Are you “young and rustic?” Or perhaps a “toolbelt traditionalist?” These are nicknames given to customer segments identified by market research firm Claritas, with its statistical clustering tool. Long before the advent of individualized product recommendations, business sought to segment customers into distinct groups on the basis of purchase behavior, demographic variables, and geography, to better target both products and sales efforts. Often companies will attach nicknames like those above to the segments that result from the statistical process, as a mnemonic device. Cluster analysis is the main statistical contribution to this effort – two algorithms are particularly popular:
Both rely on metrics of distance – distance between records, and distance between clusters. Typically, the variables are all standardized so that scale does not affect the result (you would not want the result to change if you switched from using meters to kilometers, for example). With one popular metric, Euclidean distance, you take the square root of the sum of squared the differences between records A and B (or cluster centers A and B).

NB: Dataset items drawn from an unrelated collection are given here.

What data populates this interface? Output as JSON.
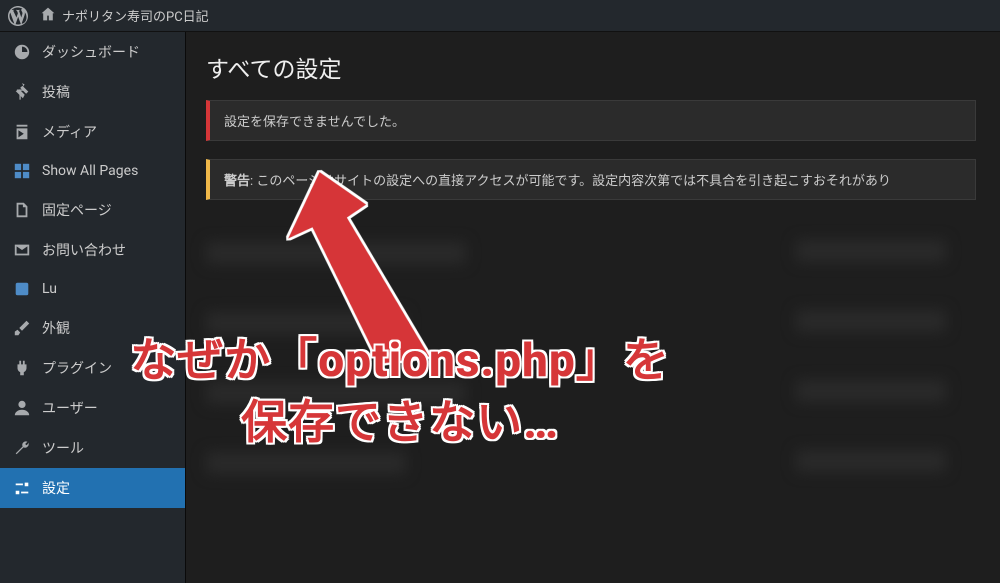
{
  "toolbar": {
    "site_title": "ナポリタン寿司のPC日記"
  },
  "sidebar": {
    "items": [
      {
        "label": "ダッシュボード"
      },
      {
        "label": "投稿"
      },
      {
        "label": "メディア"
      },
      {
        "label": "Show All Pages"
      },
      {
        "label": "固定ページ"
      },
      {
        "label": "お問い合わせ"
      },
      {
        "label": "Lu"
      },
      {
        "label": "外観"
      },
      {
        "label": "プラグイン"
      },
      {
        "label": "ユーザー"
      },
      {
        "label": "ツール"
      },
      {
        "label": "設定"
      }
    ]
  },
  "content": {
    "title": "すべての設定",
    "notice_error": "設定を保存できませんでした。",
    "notice_warning_label": "警告",
    "notice_warning_text": ": このページはサイトの設定への直接アクセスが可能です。設定内容次第では不具合を引き起こすおそれがあり"
  },
  "annotation": {
    "line1": "なぜか「options.php」を",
    "line2": "保存できない…"
  },
  "colors": {
    "background": "#1e1e1e",
    "panel": "#23282d",
    "accent_blue": "#2271b1",
    "error": "#d63638",
    "warning": "#f0b849"
  }
}
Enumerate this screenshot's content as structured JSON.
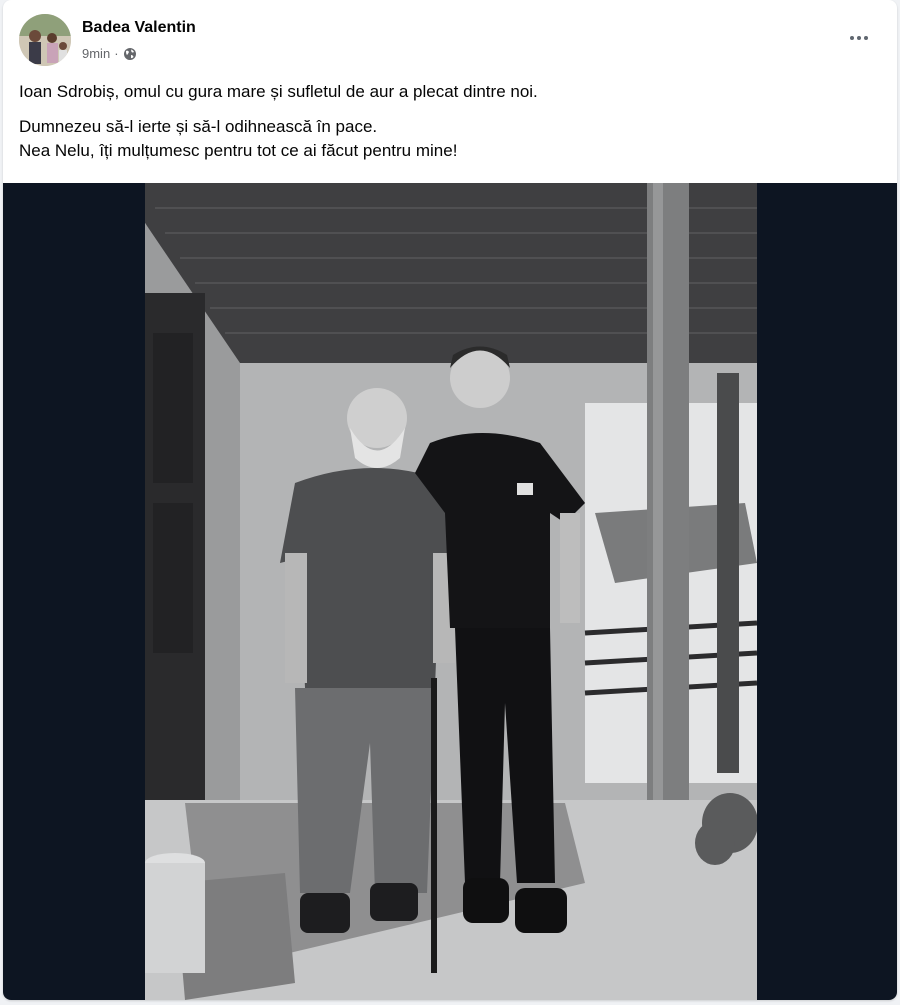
{
  "post": {
    "author": "Badea Valentin",
    "time": "9min",
    "separator": "·",
    "privacy_icon": "globe-icon",
    "more_icon": "more-options-icon",
    "text_line1": "Ioan Sdrobiș, omul cu gura mare și sufletul de aur a plecat dintre noi.",
    "text_line2": "Dumnezeu să-l ierte și să-l odihnească în pace.",
    "text_line3": "Nea Nelu, îți mulțumesc pentru tot ce ai făcut pentru mine!"
  },
  "colors": {
    "author_text": "#050505",
    "meta_text": "#65676b",
    "photo_letterbox": "#0d1522"
  }
}
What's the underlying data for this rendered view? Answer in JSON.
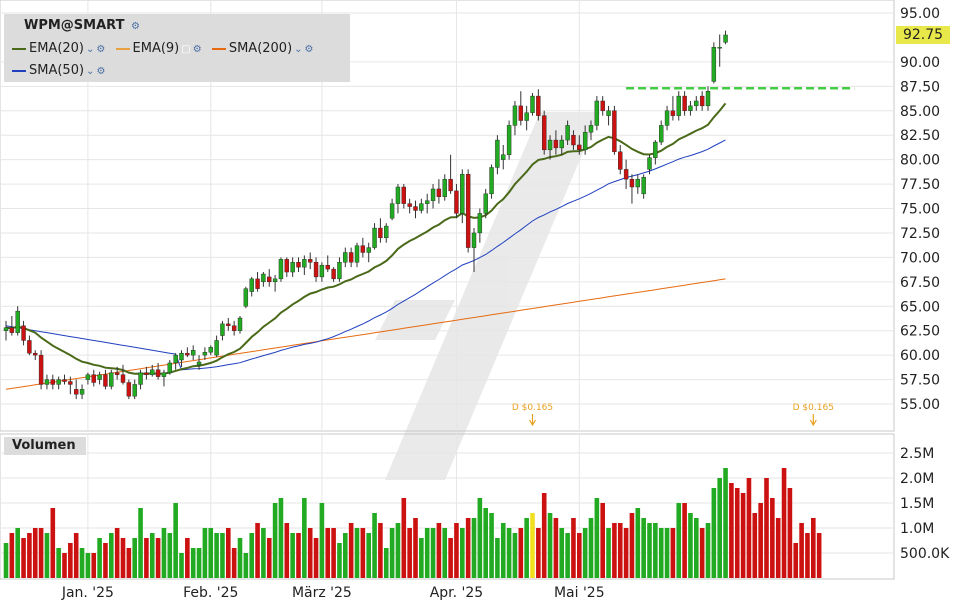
{
  "symbol_title": "WPM@SMART",
  "legend": [
    {
      "label": "EMA(20)",
      "color": "#4a6a1a"
    },
    {
      "label": "EMA(9)",
      "color": "#e8a040"
    },
    {
      "label": "SMA(200)",
      "color": "#e86a10"
    },
    {
      "label": "SMA(50)",
      "color": "#2040c0"
    }
  ],
  "volume_title": "Volumen",
  "last_price": "92.75",
  "dividend_markers": [
    {
      "label": "D $0.165",
      "date": "2025-04-01"
    },
    {
      "label": "D $0.165",
      "date": "2025-05-29"
    }
  ],
  "chart_data": {
    "type": "candlestick",
    "price_ticks": [
      "55.00",
      "57.50",
      "60.00",
      "62.50",
      "65.00",
      "67.50",
      "70.00",
      "72.50",
      "75.00",
      "77.50",
      "80.00",
      "82.50",
      "85.00",
      "87.50",
      "90.00",
      "95.00"
    ],
    "price_range": [
      53.0,
      96.0
    ],
    "volume_ticks": [
      "500.0K",
      "1.0M",
      "1.5M",
      "2.0M",
      "2.5M"
    ],
    "volume_range": [
      0,
      2.8
    ],
    "x_tick_labels": [
      "Jan. '25",
      "Feb. '25",
      "März '25",
      "Apr. '25",
      "Mai '25"
    ],
    "x_tick_index": [
      14,
      35,
      54,
      77,
      98
    ],
    "resistance_level": 87.3,
    "colors": {
      "up": "#22aa22",
      "down": "#cc1111",
      "highlight": "#f0e020"
    },
    "candles": [
      [
        62.5,
        63.5,
        61.5,
        62.8
      ],
      [
        62.8,
        64.0,
        62.0,
        62.3
      ],
      [
        62.3,
        65.0,
        62.0,
        64.5
      ],
      [
        63.0,
        63.5,
        61.0,
        61.5
      ],
      [
        61.5,
        62.0,
        60.0,
        60.2
      ],
      [
        60.2,
        60.5,
        59.5,
        60.0
      ],
      [
        60.0,
        60.5,
        56.5,
        57.0
      ],
      [
        57.0,
        58.0,
        56.5,
        57.5
      ],
      [
        57.5,
        58.0,
        56.5,
        57.0
      ],
      [
        57.0,
        57.8,
        56.5,
        57.5
      ],
      [
        57.5,
        58.0,
        57.0,
        57.3
      ],
      [
        57.3,
        57.8,
        56.0,
        57.0
      ],
      [
        56.5,
        57.5,
        55.5,
        56.0
      ],
      [
        56.0,
        57.0,
        55.5,
        56.5
      ],
      [
        57.5,
        58.2,
        57.0,
        58.0
      ],
      [
        58.0,
        58.5,
        56.8,
        57.2
      ],
      [
        57.5,
        58.3,
        57.0,
        58.0
      ],
      [
        58.0,
        58.5,
        56.5,
        56.8
      ],
      [
        56.8,
        58.5,
        56.5,
        58.2
      ],
      [
        58.2,
        58.8,
        57.5,
        58.0
      ],
      [
        58.0,
        59.0,
        57.0,
        57.2
      ],
      [
        57.2,
        57.5,
        55.5,
        55.8
      ],
      [
        55.8,
        57.5,
        55.5,
        57.0
      ],
      [
        57.0,
        58.5,
        56.5,
        58.2
      ],
      [
        58.2,
        58.8,
        57.5,
        58.0
      ],
      [
        58.0,
        59.0,
        57.8,
        58.5
      ],
      [
        58.5,
        59.2,
        57.5,
        57.8
      ],
      [
        57.8,
        58.5,
        56.8,
        58.2
      ],
      [
        58.2,
        59.5,
        58.0,
        59.2
      ],
      [
        59.2,
        60.2,
        58.5,
        60.0
      ],
      [
        59.5,
        60.5,
        58.8,
        60.2
      ],
      [
        60.2,
        60.8,
        59.8,
        60.0
      ],
      [
        60.0,
        61.0,
        59.5,
        60.5
      ],
      [
        59.0,
        60.0,
        58.5,
        59.3
      ],
      [
        60.0,
        60.8,
        59.5,
        60.3
      ],
      [
        60.3,
        61.0,
        60.0,
        60.8
      ],
      [
        60.0,
        62.0,
        59.8,
        61.5
      ],
      [
        62.0,
        63.5,
        61.5,
        63.2
      ],
      [
        63.2,
        63.8,
        62.5,
        63.0
      ],
      [
        63.0,
        63.5,
        62.0,
        62.5
      ],
      [
        62.5,
        64.0,
        62.2,
        63.8
      ],
      [
        65.0,
        67.0,
        64.8,
        66.8
      ],
      [
        66.5,
        68.0,
        66.0,
        67.8
      ],
      [
        67.8,
        68.5,
        66.5,
        66.8
      ],
      [
        67.5,
        68.5,
        67.0,
        68.3
      ],
      [
        68.0,
        68.8,
        67.0,
        67.5
      ],
      [
        67.5,
        68.2,
        66.5,
        67.8
      ],
      [
        67.8,
        70.0,
        67.5,
        69.8
      ],
      [
        69.8,
        70.0,
        68.0,
        68.5
      ],
      [
        68.5,
        70.0,
        68.0,
        69.5
      ],
      [
        69.5,
        70.0,
        68.5,
        69.0
      ],
      [
        69.0,
        70.2,
        68.2,
        69.8
      ],
      [
        69.8,
        70.5,
        68.8,
        69.5
      ],
      [
        69.5,
        70.0,
        67.5,
        68.0
      ],
      [
        68.0,
        69.5,
        67.5,
        69.2
      ],
      [
        69.2,
        70.2,
        68.5,
        68.8
      ],
      [
        68.8,
        69.0,
        67.5,
        67.8
      ],
      [
        67.8,
        70.0,
        67.5,
        69.5
      ],
      [
        69.5,
        71.0,
        69.0,
        70.5
      ],
      [
        70.5,
        71.0,
        69.0,
        69.5
      ],
      [
        69.5,
        71.5,
        69.0,
        71.2
      ],
      [
        71.2,
        72.0,
        70.0,
        70.5
      ],
      [
        70.5,
        71.5,
        69.5,
        71.0
      ],
      [
        71.0,
        73.5,
        70.8,
        73.0
      ],
      [
        73.0,
        74.0,
        71.5,
        72.0
      ],
      [
        72.0,
        73.5,
        71.5,
        73.2
      ],
      [
        74.0,
        76.0,
        73.8,
        75.5
      ],
      [
        75.5,
        77.5,
        74.5,
        77.2
      ],
      [
        77.2,
        77.5,
        75.0,
        75.5
      ],
      [
        75.5,
        76.0,
        74.5,
        75.2
      ],
      [
        75.2,
        75.8,
        74.0,
        74.8
      ],
      [
        74.8,
        76.0,
        74.5,
        75.5
      ],
      [
        75.5,
        76.5,
        74.5,
        75.8
      ],
      [
        75.8,
        77.5,
        75.0,
        77.0
      ],
      [
        77.0,
        78.0,
        75.5,
        76.2
      ],
      [
        76.2,
        78.5,
        75.8,
        78.0
      ],
      [
        78.0,
        80.5,
        76.5,
        76.8
      ],
      [
        76.8,
        77.5,
        74.0,
        74.5
      ],
      [
        74.5,
        79.0,
        73.5,
        78.5
      ],
      [
        78.5,
        79.0,
        70.5,
        71.0
      ],
      [
        71.0,
        73.0,
        68.5,
        72.5
      ],
      [
        72.5,
        75.0,
        71.5,
        74.5
      ],
      [
        74.5,
        77.0,
        74.0,
        76.5
      ],
      [
        76.5,
        79.5,
        76.0,
        79.2
      ],
      [
        79.2,
        82.5,
        78.5,
        82.0
      ],
      [
        80.0,
        81.5,
        79.0,
        80.5
      ],
      [
        80.5,
        84.0,
        80.0,
        83.5
      ],
      [
        83.5,
        86.0,
        82.5,
        85.5
      ],
      [
        85.5,
        87.0,
        83.5,
        84.0
      ],
      [
        84.0,
        85.5,
        83.0,
        84.8
      ],
      [
        84.8,
        86.8,
        84.5,
        86.5
      ],
      [
        86.5,
        87.2,
        84.0,
        84.5
      ],
      [
        84.5,
        85.0,
        80.5,
        81.0
      ],
      [
        81.0,
        82.5,
        80.0,
        82.0
      ],
      [
        82.0,
        83.0,
        80.5,
        81.2
      ],
      [
        81.2,
        82.5,
        80.5,
        82.0
      ],
      [
        82.0,
        84.0,
        81.5,
        83.5
      ],
      [
        82.5,
        83.0,
        81.0,
        81.5
      ],
      [
        81.5,
        82.5,
        80.5,
        81.0
      ],
      [
        81.0,
        83.5,
        80.5,
        82.8
      ],
      [
        82.8,
        84.0,
        82.0,
        83.5
      ],
      [
        83.5,
        86.5,
        83.0,
        86.0
      ],
      [
        86.0,
        86.5,
        84.5,
        85.0
      ],
      [
        84.5,
        85.5,
        83.5,
        85.0
      ],
      [
        85.0,
        85.5,
        80.5,
        80.8
      ],
      [
        80.8,
        81.5,
        78.5,
        79.0
      ],
      [
        79.0,
        80.0,
        77.0,
        78.0
      ],
      [
        78.0,
        78.5,
        75.5,
        77.2
      ],
      [
        77.2,
        78.5,
        76.5,
        78.0
      ],
      [
        76.5,
        78.5,
        76.0,
        78.2
      ],
      [
        79.0,
        80.5,
        78.5,
        80.2
      ],
      [
        80.2,
        82.0,
        79.5,
        81.8
      ],
      [
        81.8,
        84.0,
        81.5,
        83.5
      ],
      [
        83.5,
        85.5,
        83.0,
        85.0
      ],
      [
        85.0,
        86.5,
        84.0,
        84.5
      ],
      [
        84.5,
        87.0,
        84.0,
        86.5
      ],
      [
        86.5,
        87.0,
        84.5,
        85.0
      ],
      [
        85.0,
        86.0,
        84.5,
        85.5
      ],
      [
        85.5,
        86.5,
        85.0,
        86.0
      ],
      [
        86.5,
        87.0,
        85.0,
        85.5
      ],
      [
        85.5,
        87.5,
        85.0,
        87.0
      ],
      [
        88.0,
        92.0,
        87.8,
        91.5
      ],
      [
        91.5,
        92.8,
        89.5,
        91.5
      ],
      [
        92.0,
        93.2,
        91.8,
        92.75
      ]
    ],
    "volumes_m": [
      0.7,
      0.9,
      1.0,
      0.8,
      0.9,
      1.0,
      1.0,
      0.9,
      1.4,
      0.6,
      0.5,
      0.7,
      0.9,
      0.6,
      0.5,
      0.5,
      0.8,
      0.7,
      0.9,
      1.0,
      0.8,
      0.6,
      0.8,
      1.4,
      0.8,
      0.9,
      0.8,
      1.0,
      0.9,
      1.5,
      0.5,
      0.8,
      0.6,
      0.6,
      1.0,
      1.0,
      0.9,
      0.9,
      1.0,
      0.6,
      0.8,
      0.5,
      0.9,
      1.1,
      1.0,
      0.8,
      1.5,
      1.6,
      1.1,
      0.9,
      0.9,
      1.6,
      1.0,
      0.8,
      1.5,
      1.0,
      1.0,
      0.7,
      0.9,
      1.1,
      1.0,
      1.0,
      0.9,
      1.3,
      1.1,
      0.6,
      1.0,
      1.1,
      1.6,
      1.0,
      1.2,
      0.8,
      1.0,
      1.0,
      1.1,
      1.0,
      0.8,
      1.1,
      1.0,
      1.2,
      1.2,
      1.6,
      1.4,
      1.3,
      0.8,
      1.1,
      1.0,
      0.9,
      1.0,
      1.2,
      1.3,
      1.0,
      1.7,
      1.3,
      1.2,
      1.0,
      0.9,
      1.2,
      0.9,
      1.0,
      1.2,
      1.6,
      1.5,
      1.0,
      1.1,
      1.1,
      1.0,
      1.3,
      1.4,
      1.2,
      1.1,
      1.1,
      1.0,
      1.0,
      1.0,
      1.5,
      1.5,
      1.3,
      1.2,
      1.0,
      1.1,
      1.8,
      2.0,
      2.2,
      1.9,
      1.8,
      1.7,
      2.0,
      1.3,
      1.5,
      2.0,
      1.6,
      1.2,
      2.2,
      1.8,
      0.7,
      1.1,
      0.9,
      1.2,
      0.9
    ]
  }
}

The k-means algorithm randomly divides the cases into k-clusters, then iteratively assigns each case to the nearest of the k-clusters, either by moving it or leaving it where it is. At each step, cluster centers are recomputed before the next case is assigned. The process stops when the reassignment starts increasing cluster dispersion.
Hierarchical clustering starts with each case being its own (singleton) cluster. The two closest cases are then joined together into a cluster, then the next two closest, the next two, etc., until there is just one cluster left at the end, consisting of all the records. The result is a plot called a “dendrogram,” where each position on the x-axis is an individual case, and the y-axis represents distance. Here is a dendrogram of electric utilities (the variables used to cluster the data are sales and fuel cost).
Madison and Northern are quite close together and form their own small cluster, as do New England and United, at 1.4 units of distance. Moving up to 3.6 units of distance, following the horizontal line across we see there are 6 clusters at that distance. Moving to fewer clusters would require that we allow greater inter-case distance.
Hierarchical clusters have the advantage of allowing you to visualize the cluster structure and identify what might be a “natural” number of clusters. However, it does not scale well – the visualization would not be useful with thousands of cases on the x-axis.
K-means does scale, not being dependent on visualization, and is also computationally faster. However, it does require that you specify the number of clusters, k.
Another popular segmentation method that is simple from a statistical standpoint, but is powerful from a business standpoint, is called RFM for “recency, frequency and monetary” analysis. The theory behind RFM is that customers who have purchased recently and frequently, and who spend more money, constitute a definable and valuable segment that merits close attention and cultivation, regardless of how similar they are to one another. Likewise, customers who score low on all these attributes are less critical, and may not merit more than a periodic message to keep in touch. RFM was developed decades ago for the direct mail industry, but these three variables remain of key importance with broader clustering models that include more detailed purchase information, as well as demographic and geographic data.